Quantcast

Recalling an ugly moment in NYPD history

Thirty-two years after Newsday unearthed a secret police document about the fatal shooting of NYPD Officer Philip Cardillo inside a Harlem mosque in 1972, the New York Post has found it.

But in a racially charged case that still haunts the NYPD, the Post story ignored the document’s central finding: that it was not then-Deputy Commissioner Benjamin Ward who released 12 suspects in Cardillo’s death, as many believed for decades, but former Chief of Detectives Al Seedman. But the acknowledgment of the “blue book’s” existence — part of the 1980 grand jury report about Cardillo’s death — adds another level of intrigue to this case.

Cardillo was shot with his gun after he and other officers responded to a phony call on April 14, 1972, that an officer needed assistance at the Nation of Islam’s Mosque No. 7.

While police called for backup, a crowd outside rioted. To reduce the tension, the investigation was moved to the 24th Precinct on West 100th Street. The dozen suspects were released without being identified. No one was ever convicted of Cardillo’s killing. The NYPD’s bitterness was directed at Ward, who went to the mosque in his capacity of deputy commissioner of community affairs.

As late as 2006, former Det. Randy Jurgensen labeled Ward in his book “Circle of Six” as one of six people responsible for covering up Cardillo’s death. He never mentioned Seedman.

Yet Seedman’s role had been cited by Newsday in November 1983, when then-Mayor Ed Koch prepared to appoint Ward the city’s first African-American police commissioner.

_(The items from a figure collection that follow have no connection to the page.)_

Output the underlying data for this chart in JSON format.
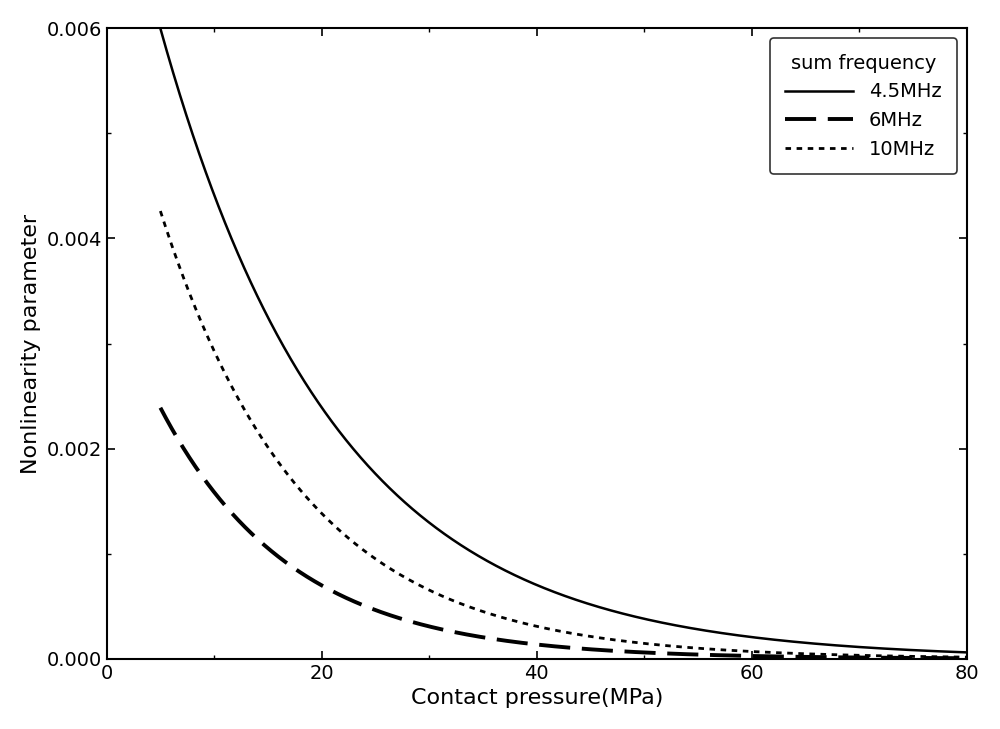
{
  "title": "",
  "xlabel": "Contact pressure(MPa)",
  "ylabel": "Nonlinearity parameter",
  "xlim": [
    0,
    80
  ],
  "ylim": [
    0,
    0.006
  ],
  "legend_title": "sum frequency",
  "legend_entries": [
    "4.5MHz",
    "6MHz",
    "10MHz"
  ],
  "background_color": "#ffffff",
  "xlabel_fontsize": 16,
  "ylabel_fontsize": 16,
  "tick_fontsize": 14,
  "legend_fontsize": 14,
  "curve_params": [
    {
      "A": 0.042,
      "B": 0.058,
      "label": "4.5MHz",
      "ls": "solid",
      "lw": 2.0
    },
    {
      "A": 0.014,
      "B": 0.072,
      "label": "6MHz",
      "ls": "dashed",
      "lw": 2.8
    },
    {
      "A": 0.022,
      "B": 0.068,
      "label": "10MHz",
      "ls": "dotted",
      "lw": 2.2
    }
  ]
}
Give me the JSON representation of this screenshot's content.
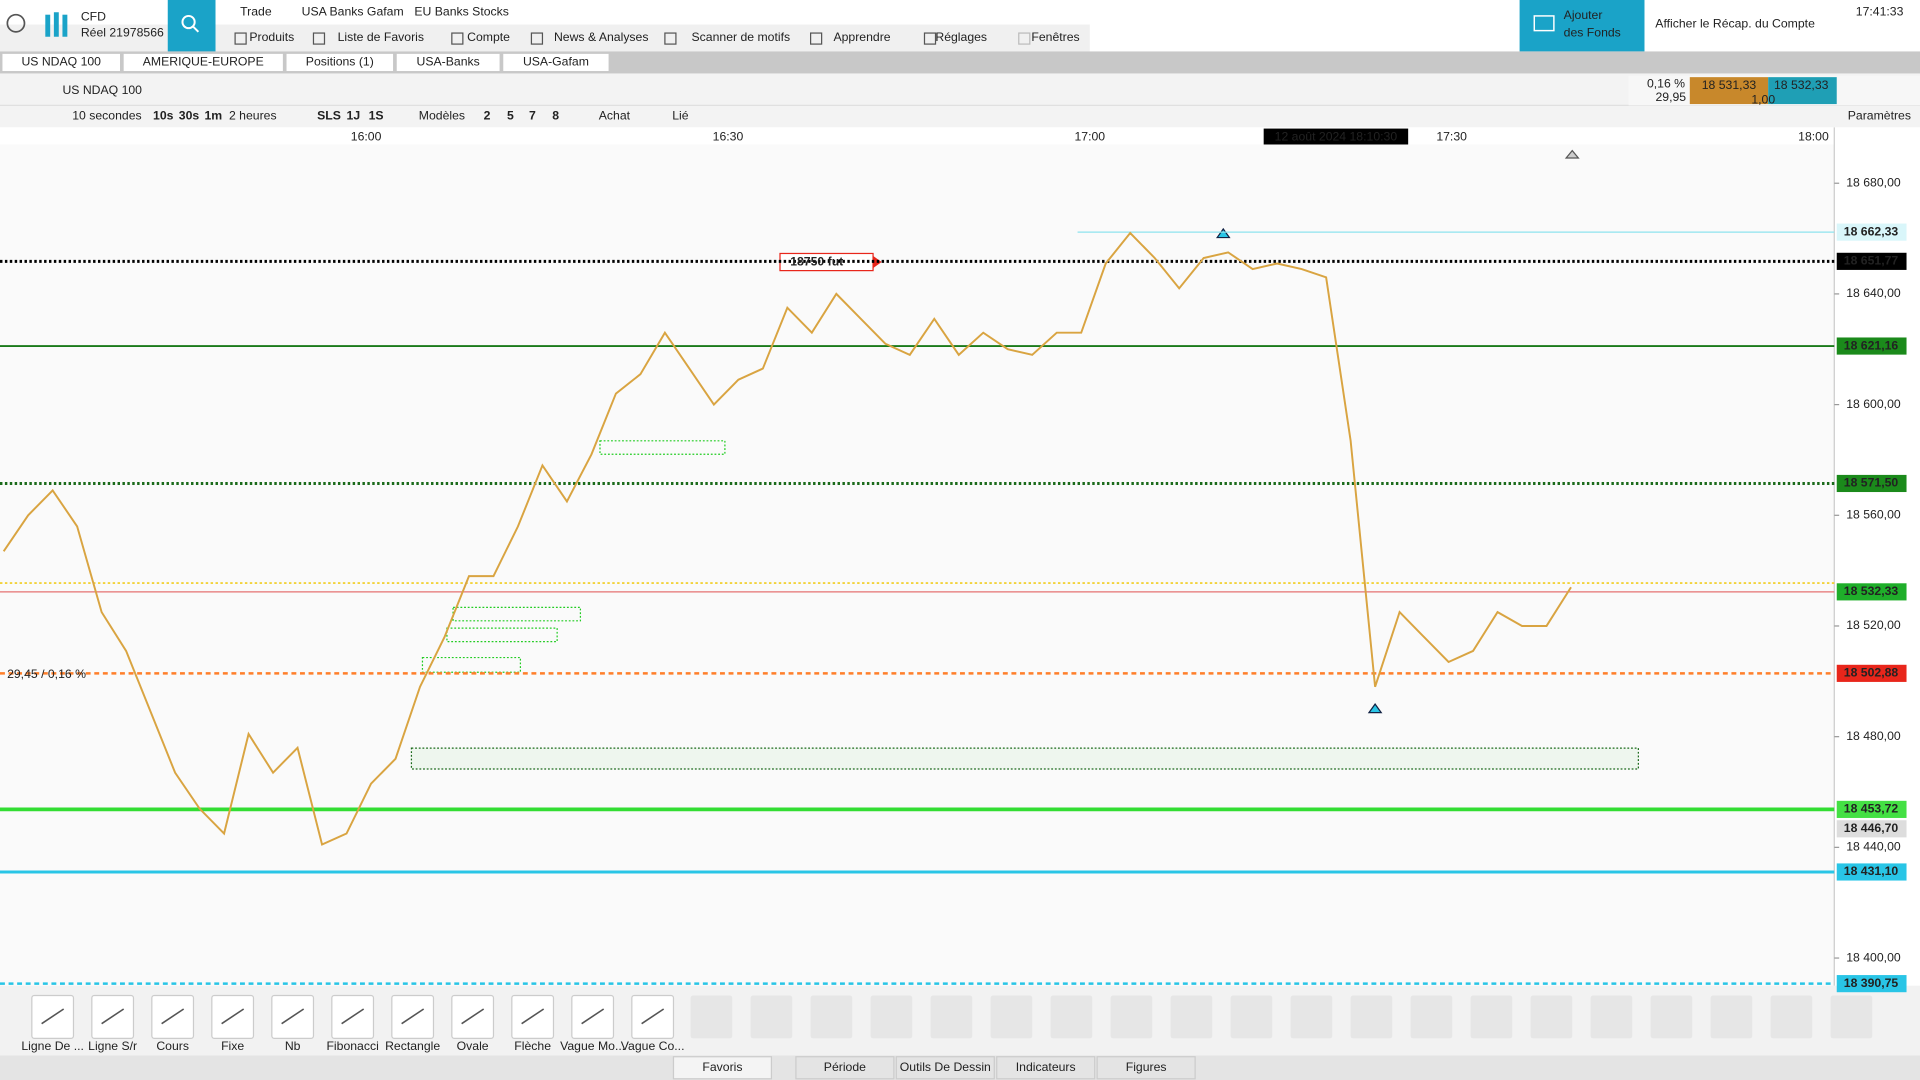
{
  "header": {
    "brand": "CFD",
    "account": "Réel 21978566",
    "tabs": [
      "Trade",
      "USA Banks Gafam",
      "EU Banks Stocks"
    ],
    "menu": [
      "Produits",
      "Liste de Favoris",
      "Compte",
      "News & Analyses",
      "Scanner de motifs",
      "Apprendre",
      "Réglages",
      "Fenêtres"
    ],
    "add_funds": [
      "Ajouter",
      "des Fonds"
    ],
    "summary": "Afficher le Récap. du Compte",
    "clock": "17:41:33"
  },
  "workspaces": [
    "US NDAQ 100",
    "AMERIQUE-EUROPE",
    "Positions (1)",
    "USA-Banks",
    "USA-Gafam"
  ],
  "instrument": {
    "name": "US NDAQ 100",
    "change_pct": "0,16 %",
    "change": "29,95",
    "bid": "18 531,33",
    "ask": "18 532,33",
    "size": "1,00"
  },
  "toolbar": [
    "10 secondes",
    "10s",
    "30s",
    "1m",
    "2 heures",
    "SLS",
    "1J",
    "1S",
    "Modèles",
    "2",
    "5",
    "7",
    "8",
    "Achat",
    "Lié",
    "Paramètres"
  ],
  "chart": {
    "type": "line",
    "color": "#d9a441",
    "x_ticks": [
      "16:00",
      "16:30",
      "17:00",
      "17:30",
      "18:00"
    ],
    "crosshair_time": "12 août 2024 18:10:30",
    "ylim": [
      18390,
      18694
    ],
    "yticks": [
      {
        "value": 18680,
        "label": "18 680,00"
      },
      {
        "value": 18640,
        "label": "18 640,00"
      },
      {
        "value": 18600,
        "label": "18 600,00"
      },
      {
        "value": 18560,
        "label": "18 560,00"
      },
      {
        "value": 18520,
        "label": "18 520,00"
      },
      {
        "value": 18480,
        "label": "18 480,00"
      },
      {
        "value": 18440,
        "label": "18 440,00"
      },
      {
        "value": 18400,
        "label": "18 400,00"
      }
    ],
    "prices": [
      18547,
      18560,
      18569,
      18556,
      18525,
      18511,
      18489,
      18467,
      18454,
      18445,
      18481,
      18467,
      18476,
      18441,
      18445,
      18463,
      18472,
      18498,
      18516,
      18538,
      18538,
      18556,
      18578,
      18565,
      18582,
      18604,
      18611,
      18626,
      18613,
      18600,
      18609,
      18613,
      18635,
      18626,
      18640,
      18631,
      18622,
      18618,
      18631,
      18618,
      18626,
      18620,
      18618,
      18626,
      18626,
      18651,
      18662,
      18653,
      18642,
      18653,
      18655,
      18649,
      18651,
      18649,
      18646,
      18587,
      18498,
      18525,
      18516,
      18507,
      18511,
      18525,
      18520,
      18520,
      18534
    ],
    "levels": [
      {
        "value": 18662.33,
        "label": "18 662,33",
        "color": "#8ee3ee",
        "style": "segment",
        "width": 1,
        "label_bg": "#d9f6fa",
        "label_color": "#135"
      },
      {
        "value": 18651.77,
        "label": "18 651,77",
        "color": "#000000",
        "style": "dotted",
        "width": 2.5,
        "label_bg": "#000000",
        "label_color": "#fff"
      },
      {
        "value": 18621.16,
        "label": "18 621,16",
        "color": "#1a7a1a",
        "style": "solid",
        "width": 1.5,
        "label_bg": "#1b8a1b",
        "label_color": "#fff"
      },
      {
        "value": 18571.5,
        "label": "18 571,50",
        "color": "#1a6a1a",
        "style": "dotted",
        "width": 2.5,
        "label_bg": "#1b8a1b",
        "label_color": "#fff"
      },
      {
        "value": 18535.5,
        "color": "#f2d23a",
        "style": "dotted",
        "width": 1.5
      },
      {
        "value": 18532.33,
        "label": "18 532,33",
        "color": "#e57373",
        "style": "solid",
        "width": 1,
        "label_bg": "#1fae2a",
        "label_color": "#fff"
      },
      {
        "value": 18502.88,
        "label": "18 502,88",
        "color": "#ff7f2a",
        "style": "dashed",
        "width": 2,
        "label_bg": "#e8261b",
        "label_color": "#fff"
      },
      {
        "value": 18453.72,
        "label": "18 453,72",
        "color": "#33dd33",
        "style": "solid",
        "width": 3,
        "label_bg": "#44e044",
        "label_color": "#063"
      },
      {
        "value": 18446.7,
        "label": "18 446,70",
        "style": "none",
        "label_bg": "#dddddd",
        "label_color": "#111"
      },
      {
        "value": 18431.1,
        "label": "18 431,10",
        "color": "#29c5e6",
        "style": "solid",
        "width": 2.5,
        "label_bg": "#29c5e6",
        "label_color": "#024"
      },
      {
        "value": 18390.75,
        "label": "18 390,75",
        "color": "#29c5e6",
        "style": "dashed",
        "width": 2,
        "label_bg": "#29c5e6",
        "label_color": "#024"
      }
    ],
    "annotations": [
      "18750 fut",
      "29,45 / 0,16 %"
    ]
  },
  "tools": [
    "Ligne De ...",
    "Ligne S/r",
    "Cours",
    "Fixe",
    "Nb",
    "Fibonacci",
    "Rectangle",
    "Ovale",
    "Flèche",
    "Vague Mo...",
    "Vague Co..."
  ],
  "bottom_tabs": [
    "Favoris",
    "Période",
    "Outils De Dessin",
    "Indicateurs",
    "Figures"
  ]
}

In the police’s blue book secret document — the department’s internal investigation of the shooting — Seedman was said to have “assumed the responsibility of the investigation,” and decided “[to] move the investigation to the 24th precinct on the promise of Mosque officials to produce the detainees there at.”

Seedman retired after the shooting and admitted his role in 1983. Asked why he had not come forward and allowed Ward to twist in the wind for 11 years, he said, “What good would it have done?”

The Post’s story focuses on who made the phony call, suggesting the FBI.

A similar call was made in 1994 as Rudy Giuliani became mayor and Bill Bratton commissioner. Again, police rushed to the mosque. That time, no cop was killed.